Vendée Globe

A working holiday for Marc Guillemot

Around the world
A working holiday for Marc Guillemot
© Jean-Marie Liot / DPPI
January 16. 2012

With ten months to go to the start of the next Vendée Globe, on 10th November in Les Sables d'Olonne, the skipper of Safran Marc Guillemot spent the holiday season working on his boat and testing a new mast for the next Vendée Globe. As we draw closer to the start, Marc tells us about his next round the world race and the three months of being alone it will entail.

 

When you think that next Christmas you’ll be a tsea, did you do anything special this time?
No, I’m not someone, who looks ahead from one Christmas to another. I didn’t do anything special. In fact, it was a bit unusual, as we did some work on the boat. Between Christmas and the New Year, we stripped Safran down, and tested mast number three, the one which we’ll be using for the Vendée Globe. So let’s say that the quiet period at the end of the year was more work than rest, but I’m not complaining: the tests went well and the boat has gone in for her refit. Everything is going smoothly.

 

Is it hard to spend three months alone?


Yes, of course, there are highs and lows. We spend so much time in the Southern Ocean in a hostile environment, that there are bound to be times, when we find ourselves alone and cut off from the world. That is particularly true when we spend a month sailing in the Indian and Pacific Oceans covering the south. Down there, apart from the albatrosses and sea mammals, there really is no one. When we round the Horn and start to head back up north, we start to see cargo ships and then a few fishing boats. That’s why that rounding is so symbolic, as it marks a return to civilisation in many ways…

 

What do you wish for in 2012, for yourself, but also for the planet that you’ll be circling next winter?

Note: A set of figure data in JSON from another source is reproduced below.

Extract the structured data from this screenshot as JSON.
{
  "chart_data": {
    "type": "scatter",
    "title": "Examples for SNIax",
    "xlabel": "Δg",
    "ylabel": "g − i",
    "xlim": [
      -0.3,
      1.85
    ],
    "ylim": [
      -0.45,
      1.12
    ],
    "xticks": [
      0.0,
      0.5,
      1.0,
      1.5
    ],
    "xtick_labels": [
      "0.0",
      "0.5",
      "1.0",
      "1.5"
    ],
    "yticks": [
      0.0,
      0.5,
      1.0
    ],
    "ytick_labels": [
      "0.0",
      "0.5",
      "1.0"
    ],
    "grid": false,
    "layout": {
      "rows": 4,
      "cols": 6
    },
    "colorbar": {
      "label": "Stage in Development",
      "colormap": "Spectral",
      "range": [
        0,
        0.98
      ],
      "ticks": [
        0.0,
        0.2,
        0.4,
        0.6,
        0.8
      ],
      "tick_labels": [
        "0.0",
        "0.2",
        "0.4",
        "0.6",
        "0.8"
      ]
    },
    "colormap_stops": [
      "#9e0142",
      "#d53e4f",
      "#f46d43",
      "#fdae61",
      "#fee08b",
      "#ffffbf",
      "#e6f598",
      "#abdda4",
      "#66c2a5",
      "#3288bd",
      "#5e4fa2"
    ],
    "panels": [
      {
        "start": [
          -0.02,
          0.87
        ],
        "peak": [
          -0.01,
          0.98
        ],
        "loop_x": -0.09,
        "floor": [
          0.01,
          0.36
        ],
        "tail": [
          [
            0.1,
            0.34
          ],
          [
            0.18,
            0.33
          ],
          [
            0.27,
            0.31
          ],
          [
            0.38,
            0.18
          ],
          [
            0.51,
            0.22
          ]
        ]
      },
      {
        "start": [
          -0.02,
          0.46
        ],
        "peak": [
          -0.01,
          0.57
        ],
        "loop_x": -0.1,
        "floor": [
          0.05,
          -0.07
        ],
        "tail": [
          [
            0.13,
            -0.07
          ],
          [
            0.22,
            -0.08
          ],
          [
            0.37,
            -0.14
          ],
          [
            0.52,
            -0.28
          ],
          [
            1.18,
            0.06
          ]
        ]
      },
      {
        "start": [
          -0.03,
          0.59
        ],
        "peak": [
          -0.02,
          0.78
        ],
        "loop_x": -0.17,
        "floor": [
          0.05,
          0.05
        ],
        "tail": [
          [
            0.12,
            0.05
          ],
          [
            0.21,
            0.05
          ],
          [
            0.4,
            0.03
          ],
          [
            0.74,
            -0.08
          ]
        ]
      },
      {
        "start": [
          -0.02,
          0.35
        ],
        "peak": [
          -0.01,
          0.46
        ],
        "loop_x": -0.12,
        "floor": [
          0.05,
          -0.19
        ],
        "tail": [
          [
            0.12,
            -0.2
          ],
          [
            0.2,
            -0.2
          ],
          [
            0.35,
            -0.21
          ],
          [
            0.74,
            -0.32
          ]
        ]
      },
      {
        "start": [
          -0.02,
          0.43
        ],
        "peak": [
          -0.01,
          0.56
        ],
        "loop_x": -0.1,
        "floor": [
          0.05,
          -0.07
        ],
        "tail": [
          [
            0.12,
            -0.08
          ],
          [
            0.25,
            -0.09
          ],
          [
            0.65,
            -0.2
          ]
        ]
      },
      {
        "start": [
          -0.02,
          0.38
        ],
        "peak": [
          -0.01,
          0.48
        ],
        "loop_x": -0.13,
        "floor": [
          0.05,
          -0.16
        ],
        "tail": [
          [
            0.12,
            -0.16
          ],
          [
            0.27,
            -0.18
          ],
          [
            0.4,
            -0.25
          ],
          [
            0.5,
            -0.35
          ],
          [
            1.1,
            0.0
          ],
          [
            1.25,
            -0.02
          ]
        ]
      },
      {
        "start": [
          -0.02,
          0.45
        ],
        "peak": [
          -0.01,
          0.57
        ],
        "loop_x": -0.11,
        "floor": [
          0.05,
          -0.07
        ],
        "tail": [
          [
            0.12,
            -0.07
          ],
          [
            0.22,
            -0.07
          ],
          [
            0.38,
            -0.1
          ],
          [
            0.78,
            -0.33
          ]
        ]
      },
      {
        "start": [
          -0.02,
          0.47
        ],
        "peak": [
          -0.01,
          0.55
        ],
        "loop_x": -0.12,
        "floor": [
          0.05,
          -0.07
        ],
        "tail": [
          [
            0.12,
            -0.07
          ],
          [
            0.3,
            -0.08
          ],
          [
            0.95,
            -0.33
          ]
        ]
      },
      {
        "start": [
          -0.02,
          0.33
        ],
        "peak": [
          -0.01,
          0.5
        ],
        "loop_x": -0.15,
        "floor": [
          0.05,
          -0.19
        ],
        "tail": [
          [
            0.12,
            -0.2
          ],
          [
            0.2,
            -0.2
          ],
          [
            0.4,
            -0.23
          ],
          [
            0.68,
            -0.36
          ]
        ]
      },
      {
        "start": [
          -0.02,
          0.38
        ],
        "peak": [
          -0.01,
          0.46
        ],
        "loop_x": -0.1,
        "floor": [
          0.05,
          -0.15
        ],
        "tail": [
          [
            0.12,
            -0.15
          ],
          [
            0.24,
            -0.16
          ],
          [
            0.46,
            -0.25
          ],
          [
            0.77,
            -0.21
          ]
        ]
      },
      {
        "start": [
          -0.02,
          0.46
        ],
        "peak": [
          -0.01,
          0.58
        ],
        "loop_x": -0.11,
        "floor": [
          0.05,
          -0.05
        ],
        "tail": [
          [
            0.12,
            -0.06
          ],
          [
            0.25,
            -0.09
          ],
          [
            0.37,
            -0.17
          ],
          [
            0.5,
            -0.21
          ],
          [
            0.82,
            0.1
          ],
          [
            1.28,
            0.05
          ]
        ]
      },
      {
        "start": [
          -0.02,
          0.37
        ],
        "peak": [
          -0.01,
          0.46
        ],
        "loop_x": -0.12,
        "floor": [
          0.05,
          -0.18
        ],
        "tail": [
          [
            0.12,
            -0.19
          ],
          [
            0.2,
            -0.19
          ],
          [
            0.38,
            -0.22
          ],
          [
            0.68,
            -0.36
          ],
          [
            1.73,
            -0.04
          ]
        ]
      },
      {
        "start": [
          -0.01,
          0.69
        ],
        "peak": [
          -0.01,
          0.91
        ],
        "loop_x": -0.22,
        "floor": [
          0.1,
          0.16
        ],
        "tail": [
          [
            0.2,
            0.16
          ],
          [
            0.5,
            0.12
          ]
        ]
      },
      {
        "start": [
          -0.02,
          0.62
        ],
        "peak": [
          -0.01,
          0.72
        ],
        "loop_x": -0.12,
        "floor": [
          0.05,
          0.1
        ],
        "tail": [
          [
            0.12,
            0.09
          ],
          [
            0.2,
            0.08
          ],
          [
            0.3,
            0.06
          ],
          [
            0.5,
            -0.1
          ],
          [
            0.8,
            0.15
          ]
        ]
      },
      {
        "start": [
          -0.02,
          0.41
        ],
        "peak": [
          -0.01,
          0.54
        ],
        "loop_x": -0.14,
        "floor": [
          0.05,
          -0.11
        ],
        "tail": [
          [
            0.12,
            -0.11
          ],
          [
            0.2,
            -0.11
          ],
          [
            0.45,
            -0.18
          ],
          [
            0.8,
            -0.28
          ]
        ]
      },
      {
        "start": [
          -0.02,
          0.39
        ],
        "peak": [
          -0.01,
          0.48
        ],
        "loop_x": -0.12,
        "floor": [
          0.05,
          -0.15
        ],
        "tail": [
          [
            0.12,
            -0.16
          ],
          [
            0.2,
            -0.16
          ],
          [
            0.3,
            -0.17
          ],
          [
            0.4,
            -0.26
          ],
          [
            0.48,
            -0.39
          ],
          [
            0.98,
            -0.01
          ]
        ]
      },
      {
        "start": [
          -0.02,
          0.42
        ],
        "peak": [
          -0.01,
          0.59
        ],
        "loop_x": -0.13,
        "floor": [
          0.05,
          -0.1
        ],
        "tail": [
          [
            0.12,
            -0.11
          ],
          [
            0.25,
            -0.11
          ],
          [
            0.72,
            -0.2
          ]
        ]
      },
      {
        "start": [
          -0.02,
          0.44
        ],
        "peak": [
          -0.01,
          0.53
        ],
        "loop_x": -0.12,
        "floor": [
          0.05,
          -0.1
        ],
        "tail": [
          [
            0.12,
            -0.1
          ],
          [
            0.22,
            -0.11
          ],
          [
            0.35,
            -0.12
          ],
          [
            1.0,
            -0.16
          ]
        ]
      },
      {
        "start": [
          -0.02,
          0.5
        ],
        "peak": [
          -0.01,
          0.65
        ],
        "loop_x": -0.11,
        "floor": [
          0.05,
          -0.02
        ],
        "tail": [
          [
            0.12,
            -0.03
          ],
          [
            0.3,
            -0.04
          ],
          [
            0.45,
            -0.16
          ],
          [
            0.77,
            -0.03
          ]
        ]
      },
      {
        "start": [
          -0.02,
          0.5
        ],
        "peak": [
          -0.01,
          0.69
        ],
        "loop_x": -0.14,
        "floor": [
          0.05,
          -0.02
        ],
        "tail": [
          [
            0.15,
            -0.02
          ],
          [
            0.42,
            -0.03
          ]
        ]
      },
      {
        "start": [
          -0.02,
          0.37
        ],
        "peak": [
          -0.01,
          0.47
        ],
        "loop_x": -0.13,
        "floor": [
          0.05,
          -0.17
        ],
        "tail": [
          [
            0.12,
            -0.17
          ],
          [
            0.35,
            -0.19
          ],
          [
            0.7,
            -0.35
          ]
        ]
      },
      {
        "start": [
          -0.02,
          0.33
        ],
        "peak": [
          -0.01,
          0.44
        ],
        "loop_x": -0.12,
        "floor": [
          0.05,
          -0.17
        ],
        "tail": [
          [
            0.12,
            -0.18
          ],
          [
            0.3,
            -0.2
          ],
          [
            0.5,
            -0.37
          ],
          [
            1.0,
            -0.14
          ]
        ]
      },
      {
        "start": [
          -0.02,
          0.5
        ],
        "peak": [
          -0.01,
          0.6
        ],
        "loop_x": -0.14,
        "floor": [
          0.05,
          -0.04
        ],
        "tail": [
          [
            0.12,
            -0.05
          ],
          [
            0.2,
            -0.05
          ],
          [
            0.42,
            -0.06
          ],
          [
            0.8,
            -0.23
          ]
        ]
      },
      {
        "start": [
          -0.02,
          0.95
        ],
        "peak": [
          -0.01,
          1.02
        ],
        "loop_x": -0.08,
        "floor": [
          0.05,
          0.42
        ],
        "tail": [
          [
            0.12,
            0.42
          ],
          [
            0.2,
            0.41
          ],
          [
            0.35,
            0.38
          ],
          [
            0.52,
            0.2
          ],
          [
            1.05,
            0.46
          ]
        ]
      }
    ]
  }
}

It’s never easy sorting out your wishes… For me, and this won’t be a surprise to anyone, in 2012 I’d like an ideal preparation for the boat… and then by next December to be up there in the top three in the Vendée Globe. As for the planet, it may be a wish in vain, but I would like to see people show more respect for it and for some of the big ideas to become reality. Because, when you sail around the world, unfortunately we come across signs of pollution, which are even more difficult to stand when you are out on the open seas.